Prenez un soleil rouge qui frôle l’horizon
juste à la fin du jour

Placez de part et d’autre
deux gros nuages mauves
encore gonflés de pluie

Mettez devant chacun
une envolée d’un millier de passereaux

Laissez-les faire
Regardez-les.

Mireille M.

Bel océan !

Tu me balances comme un fétu de paille. Petite coquille de noix, ballottée, épuisée, je ne retournerai plus dans tes flots.

Ma voile arrachée, ma coque éventrée, je prends l’eau. Comme un lourd cétacé, échoué, je m’endors sur ta plage.

Et pourtant, quel joli bateau j’étais ! Avec Loïc mon compagnon de pêche, nous t’avons tellement aimé Océan !

Durant un demi siècle, nous avons chevauché tes vagues, vaincu tes tempêtes. Transis de froid l’hiver, assoiffés, brûlés par le sel et le soleil l’été, nous ne comptions pas nos jours et nos nuits naviguant vaillamment sur tes eaux.

Lorsque venait la nuit et que ta couleur était d’encre, nous accostions au petit port tout près. Mon ventre regorgeait de poissons d’argent, le fruit de notre travail. Tu nous nourrissais et nous te vénérions tel un dieu.

Souviens-toi Océan, Marie, l’épouse de Loïc, toujours nous attendait. Sa petite silhouette noire, marchant le long de la grève, se dessinait au clair de lune. Nous étions pauvres mais si heureux !

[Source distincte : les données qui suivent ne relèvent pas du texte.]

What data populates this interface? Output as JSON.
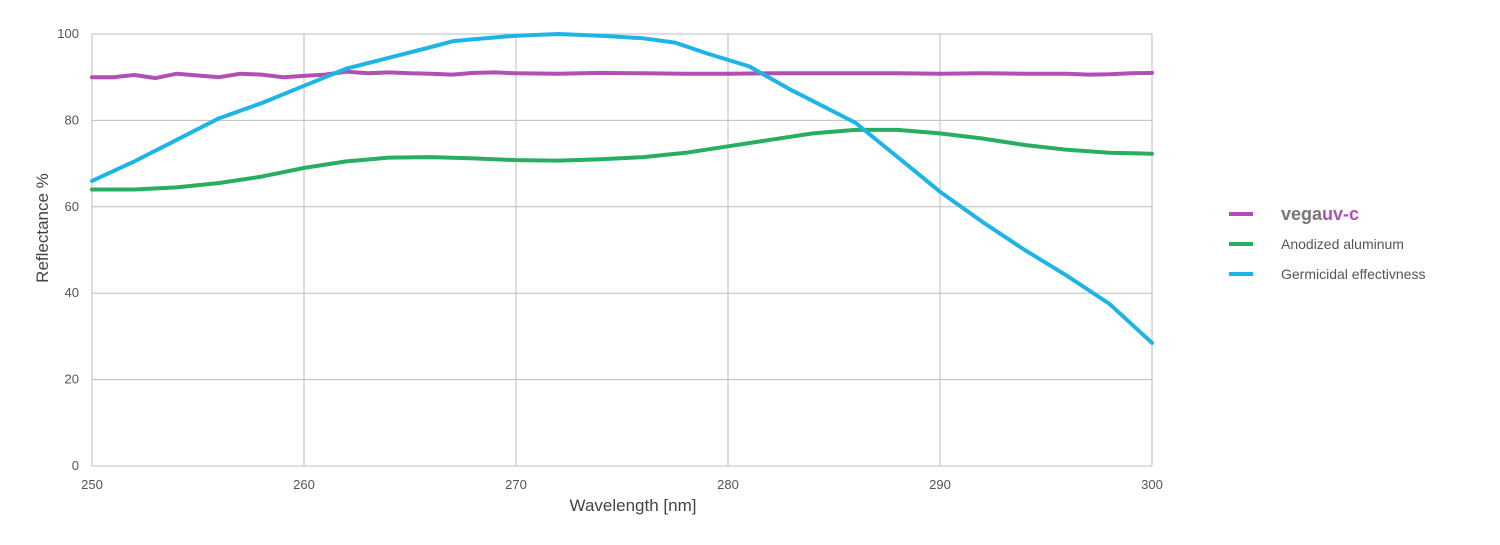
{
  "chart_data": {
    "type": "line",
    "xlabel": "Wavelength [nm]",
    "ylabel": "Reflectance %",
    "xlim": [
      250,
      300
    ],
    "ylim": [
      0,
      100
    ],
    "xticks": [
      250,
      260,
      270,
      280,
      290,
      300
    ],
    "yticks": [
      0,
      20,
      40,
      60,
      80,
      100
    ],
    "grid": true,
    "legend_position": "right",
    "series": [
      {
        "name": "vegauv-c",
        "name_parts": [
          "vega",
          "uv-c"
        ],
        "color": "#b04fb5",
        "x": [
          250,
          251,
          252,
          253,
          254,
          255,
          256,
          257,
          258,
          259,
          260,
          261,
          262,
          263,
          264,
          265,
          266,
          267,
          268,
          269,
          270,
          272,
          274,
          276,
          278,
          280,
          282,
          284,
          286,
          288,
          290,
          292,
          294,
          296,
          297,
          298,
          299,
          300
        ],
        "y": [
          90.0,
          90.0,
          90.5,
          89.8,
          90.8,
          90.4,
          90.0,
          90.8,
          90.6,
          90.0,
          90.3,
          90.6,
          91.3,
          90.9,
          91.1,
          90.9,
          90.8,
          90.6,
          91.0,
          91.1,
          90.9,
          90.8,
          91.0,
          90.9,
          90.8,
          90.8,
          90.9,
          90.9,
          90.9,
          90.9,
          90.8,
          90.9,
          90.8,
          90.8,
          90.6,
          90.7,
          90.9,
          91.0
        ]
      },
      {
        "name": "Anodized aluminum",
        "color": "#27ae60",
        "x": [
          250,
          252,
          254,
          256,
          258,
          260,
          262,
          264,
          266,
          268,
          270,
          272,
          274,
          276,
          278,
          280,
          282,
          284,
          286,
          288,
          290,
          292,
          294,
          296,
          298,
          300
        ],
        "y": [
          64.0,
          64.0,
          64.5,
          65.5,
          67.0,
          69.0,
          70.5,
          71.4,
          71.5,
          71.2,
          70.8,
          70.7,
          71.0,
          71.5,
          72.5,
          74.0,
          75.5,
          77.0,
          77.8,
          77.8,
          77.0,
          75.8,
          74.3,
          73.2,
          72.5,
          72.3
        ]
      },
      {
        "name": "Germicidal effectivness",
        "color": "#1eb4e6",
        "x": [
          250,
          252,
          254,
          256,
          258,
          260,
          262,
          264,
          266,
          267,
          268,
          270,
          272,
          274,
          276,
          277.5,
          279,
          281,
          283,
          286,
          288,
          290,
          292,
          294,
          296,
          298,
          300
        ],
        "y": [
          66.0,
          70.5,
          75.5,
          80.5,
          84.0,
          88.0,
          92.0,
          94.5,
          97.0,
          98.3,
          98.8,
          99.6,
          100.0,
          99.6,
          99.0,
          98.0,
          95.5,
          92.5,
          87.0,
          79.5,
          71.5,
          63.5,
          56.5,
          50.0,
          44.0,
          37.5,
          28.5
        ]
      }
    ]
  }
}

Plus le temps passait, plus la vie devenait difficile. Les poissons se faisaient rares, il fallait naviguer toujours plus loin. La pêche était maigre et les risques trop grands. Ce fut alors la fin de cette vie en mer que nous aimions tant. Loïc décida de rester à quai pour vivre ses dernières années. Sans lui, trop usé, je n’étais plus rien…

De temps en temps, à marée basse, Loïc, heureux grand- père, emmène ses petits enfants me rendre visite. Ils s’assoient sur ce qui reste de ma pauvre carcasse et le vieux pêcheur leur raconte nos aventures comme une épopée grecque ou me transforme en vaisseau de corsaires…

Tu sais Océan, je ne partirai pas d’ici, mon ancre est bien accrochée dans le sable. Mais, quand mon heure sera venue, Loïc m’a promis de me libérer.

Alors toi, Océan, tu me prendras, je me loverai dans le creux d’une immense et ultime vague et me fondrai dans son écume.

Océan, tu es ma vie, tu es mon lit, tu es mon royaume.

Mireille M.

Les surfeurs

Comme un cheval au galop
La mer s’affole et bondit
Contre la falaise d’Etretat
Le ciel est bleu pourtant

Les mouettes volent au-dessus de l’eau
De loin, on entend leurs cris
Les surfeurs ont disparus au-delà
De la trompe d’éléphant

Qui viendra les secourir ?
Sur la plage tous regardent
En direction de la mer
Chacun scrute l’horizon

Les enfants continuent à courir
Personne ne se hasarde
Les femmes font des prières
Les vagues sont comme des tourbillons

Tout à coup, des bras se lèvent
Les surfeurs sont portés par une vague
Plus haute que les autres
Puis elle les ramène en arrière

De nouveau, les vagues les soulèvent
Les deux hommes zigzaguent
Enfin ils reviennent vers la côte
Sauvés, échoués contre une barrière

Barrière d’hommes et de femmes
Qui applaudissent ces imprudents
La falaise au loin n’a pas un regard pour eux
Etretat retrouve sa sérénité

Nicole D.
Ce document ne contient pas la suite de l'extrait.